妖艳的故事 9

在西安读中学,让我的感觉我的大脑会开始出现莫名其妙的东西,类似目前这种似梦非梦的境界。也许那就是初级梦境。高考是一座人生大山。但高考其实对我没多大压力。我觉得我去上名牌大学就类似去街边吃烤羊肉串吃肉夹馍那么简单。

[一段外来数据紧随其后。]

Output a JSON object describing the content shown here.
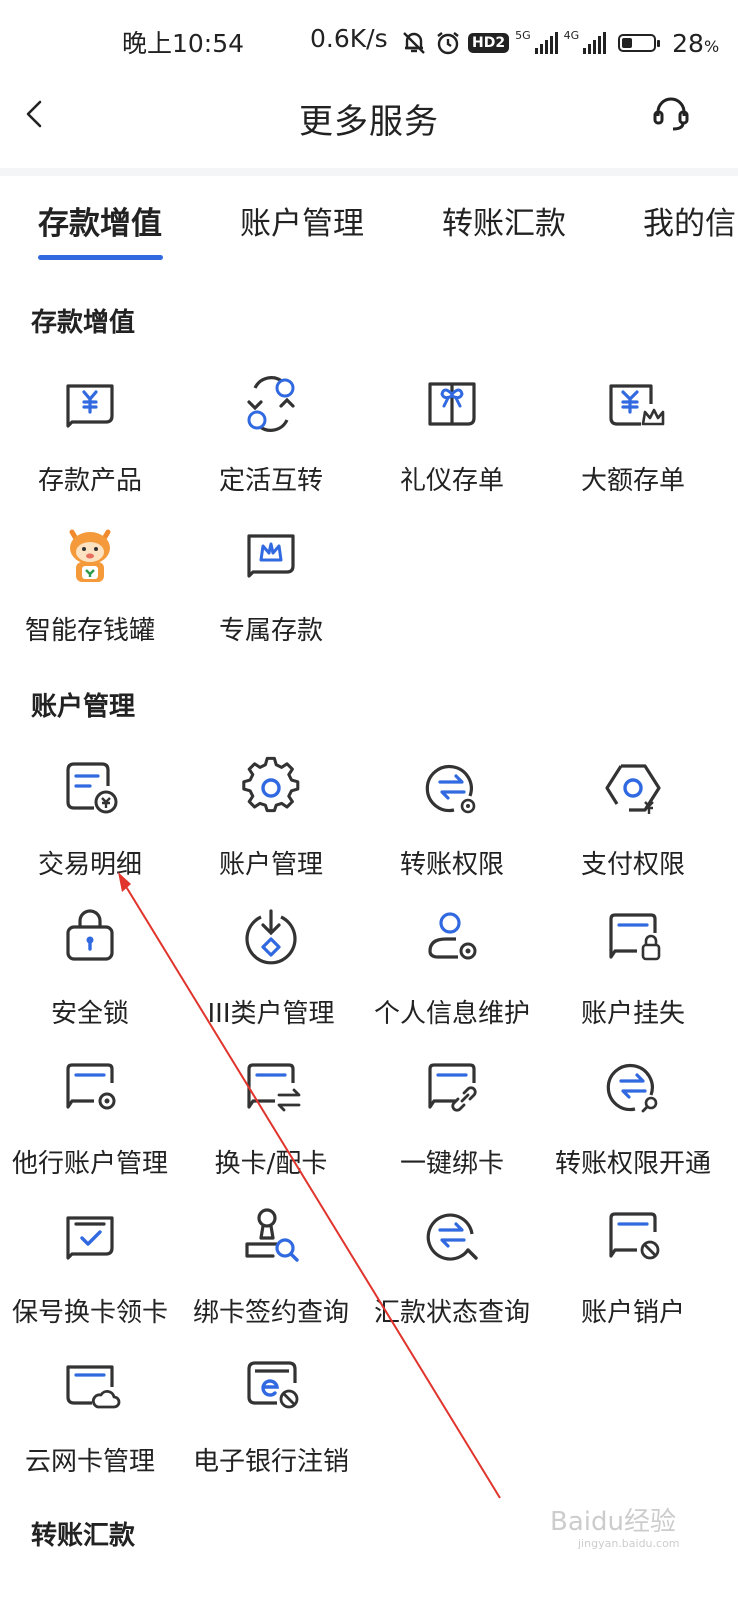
{
  "status_bar": {
    "time": "晚上10:54",
    "speed": "0.6K/s",
    "hd_badge": "HD2",
    "net_5g": "5G",
    "net_4g": "4G",
    "battery": "28",
    "battery_unit": "%",
    "battery_level": 0.28
  },
  "header": {
    "title": "更多服务"
  },
  "tabs": [
    {
      "label": "存款增值",
      "active": true
    },
    {
      "label": "账户管理",
      "active": false
    },
    {
      "label": "转账汇款",
      "active": false
    },
    {
      "label": "我的信",
      "active": false
    }
  ],
  "sections": [
    {
      "title": "存款增值",
      "items": [
        {
          "label": "存款产品",
          "icon": "deposit-product-icon"
        },
        {
          "label": "定活互转",
          "icon": "fixed-demand-transfer-icon"
        },
        {
          "label": "礼仪存单",
          "icon": "gift-certificate-icon"
        },
        {
          "label": "大额存单",
          "icon": "large-deposit-icon"
        },
        {
          "label": "智能存钱罐",
          "icon": "piggy-bank-mascot-icon"
        },
        {
          "label": "专属存款",
          "icon": "exclusive-deposit-icon"
        }
      ]
    },
    {
      "title": "账户管理",
      "items": [
        {
          "label": "交易明细",
          "icon": "transaction-details-icon"
        },
        {
          "label": "账户管理",
          "icon": "account-settings-icon"
        },
        {
          "label": "转账权限",
          "icon": "transfer-permission-icon"
        },
        {
          "label": "支付权限",
          "icon": "payment-permission-icon"
        },
        {
          "label": "安全锁",
          "icon": "lock-icon"
        },
        {
          "label": "III类户管理",
          "icon": "class3-account-icon"
        },
        {
          "label": "个人信息维护",
          "icon": "user-settings-icon"
        },
        {
          "label": "账户挂失",
          "icon": "card-lock-icon"
        },
        {
          "label": "他行账户管理",
          "icon": "card-gear-icon"
        },
        {
          "label": "换卡/配卡",
          "icon": "card-exchange-icon"
        },
        {
          "label": "一键绑卡",
          "icon": "card-link-icon"
        },
        {
          "label": "转账权限开通",
          "icon": "transfer-search-icon"
        },
        {
          "label": "保号换卡领卡",
          "icon": "card-check-icon"
        },
        {
          "label": "绑卡签约查询",
          "icon": "stamp-search-icon"
        },
        {
          "label": "汇款状态查询",
          "icon": "remittance-query-icon"
        },
        {
          "label": "账户销户",
          "icon": "card-cancel-icon"
        },
        {
          "label": "云网卡管理",
          "icon": "cloud-card-icon"
        },
        {
          "label": "电子银行注销",
          "icon": "ebank-cancel-icon"
        }
      ]
    },
    {
      "title": "转账汇款",
      "items": []
    }
  ],
  "watermark": {
    "text": "Baidu经验",
    "sub": "jingyan.baidu.com"
  },
  "colors": {
    "accent": "#3169e0",
    "icon_stroke": "#333333",
    "annotation": "#e0342c",
    "mascot": "#f08a2c"
  }
}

前几年的某一个月,中学同学在西安铁一中搞离开中学二十周年纪念活动。就在我们高三时候用的教室。我听说,除了外地和国外没回去的,留在当地的同学,只有寒风没去。没有人知道寒风的下落。那个活动是她妈妈我们的旧班主任主持的,但她也不知道女儿如今的下落。或者是她不愿意说。有些伤害是一生的、致命的。同学中,基本还会有个消息。例如我,大家都知道,如今,神童诗人黄翔虽然跑来跑去,目前却活在多伦多的某个冬天里,睡睡大觉,等等雪花,写写心灵史。

其实,这个喜欢疯狂凝视男生叫寒风的女生,二十多年前,就显示出了她的人生和其他积极考大学的同学的巨大不同。我记得,楼下总有流里流气的慢班男孩,半夜骑在墙上,喊她的名字和吹口哨。我还看见过有一天下午,在不远的玉米地里,好几个流氓男生,围着她,似乎在摸她。那天的玉米地,叶子招摇,类似诗歌一行行地长满在那些玉米含苞的西安南郊田野。

我把这些事情,告诉戴戴和老水后,老水气得一个月没睡好。学习成绩起码每门课平均分下降十分。他就差告诉他的警察爸爸去玉米地打埋伏抓流氓了。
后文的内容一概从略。